Empty space can accentuate an artwork’s subject, reduce distractions, and make the image more compelling. In Terrie Corbett’s 1000 Kittens Purring, for example, multiple bright colors make up a positive space, while a white area frames and defines the outline of the abstract forms. In this way, the negative space guides our eyes to the central focus of the painting.
The contrast between positive and negative space can also create dynamic tension. In Keith McCulloch’s Swoosh, the darker areas are the negative space, while the bright orange and fuchsia together constitute the positive space. The bold contrast of positive and negative space creates a striking effect. Due to the artist’s effective use of negative space, we appreciate this composition without much mental effort.
Overlapping Positive and Negative Space
An artist can create an eye-catching composition by thoughtfully alternating positive and negative space. By controlling the contrast between the two, the artist may give visual forms a particular meaning.
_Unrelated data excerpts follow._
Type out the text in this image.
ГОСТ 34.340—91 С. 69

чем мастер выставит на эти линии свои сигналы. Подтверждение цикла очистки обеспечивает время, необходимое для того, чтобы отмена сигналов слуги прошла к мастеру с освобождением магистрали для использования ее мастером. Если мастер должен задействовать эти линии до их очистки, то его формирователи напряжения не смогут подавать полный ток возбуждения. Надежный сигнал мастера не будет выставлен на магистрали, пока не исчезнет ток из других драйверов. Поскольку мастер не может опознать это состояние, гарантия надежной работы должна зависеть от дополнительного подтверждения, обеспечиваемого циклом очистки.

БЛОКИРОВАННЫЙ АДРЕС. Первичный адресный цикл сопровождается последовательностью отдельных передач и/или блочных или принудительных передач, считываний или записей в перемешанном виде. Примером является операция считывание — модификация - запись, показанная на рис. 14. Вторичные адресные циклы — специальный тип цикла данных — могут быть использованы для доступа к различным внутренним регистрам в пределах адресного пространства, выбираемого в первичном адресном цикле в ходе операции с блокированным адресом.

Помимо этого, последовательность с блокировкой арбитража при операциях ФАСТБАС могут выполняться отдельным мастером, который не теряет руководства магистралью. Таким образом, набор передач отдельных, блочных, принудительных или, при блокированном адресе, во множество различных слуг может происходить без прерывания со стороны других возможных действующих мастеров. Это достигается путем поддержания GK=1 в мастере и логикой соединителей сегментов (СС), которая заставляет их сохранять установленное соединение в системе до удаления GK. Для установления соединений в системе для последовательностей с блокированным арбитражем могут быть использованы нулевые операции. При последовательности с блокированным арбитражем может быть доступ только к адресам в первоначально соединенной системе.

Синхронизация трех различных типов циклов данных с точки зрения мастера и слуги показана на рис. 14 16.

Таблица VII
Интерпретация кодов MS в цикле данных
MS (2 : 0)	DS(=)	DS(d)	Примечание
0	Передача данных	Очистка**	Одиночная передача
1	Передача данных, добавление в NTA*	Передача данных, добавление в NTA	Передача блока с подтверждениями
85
For example, Eugen Denchik’s Interpretation I carefully balances negative and positive space to create the impression of a cityscape.
In other cases, the positive space may overtake the composition, minimizing the negative space. In Varda Lantsman’s painting, the negative space has a hazy, even vague, quality that enhances, sharpens and beautifies the image.
Our reaction to a painting depends upon the context in which we experience its qualities of light, dark, sharpness and haziness. A crucial aspect of painting is the relationship between positive and negative space, and it’s up to artist’s skill to make the artwork interesting by intelligently using these elements to draw the eye, create a balance or overlap, or produce a striking contrast.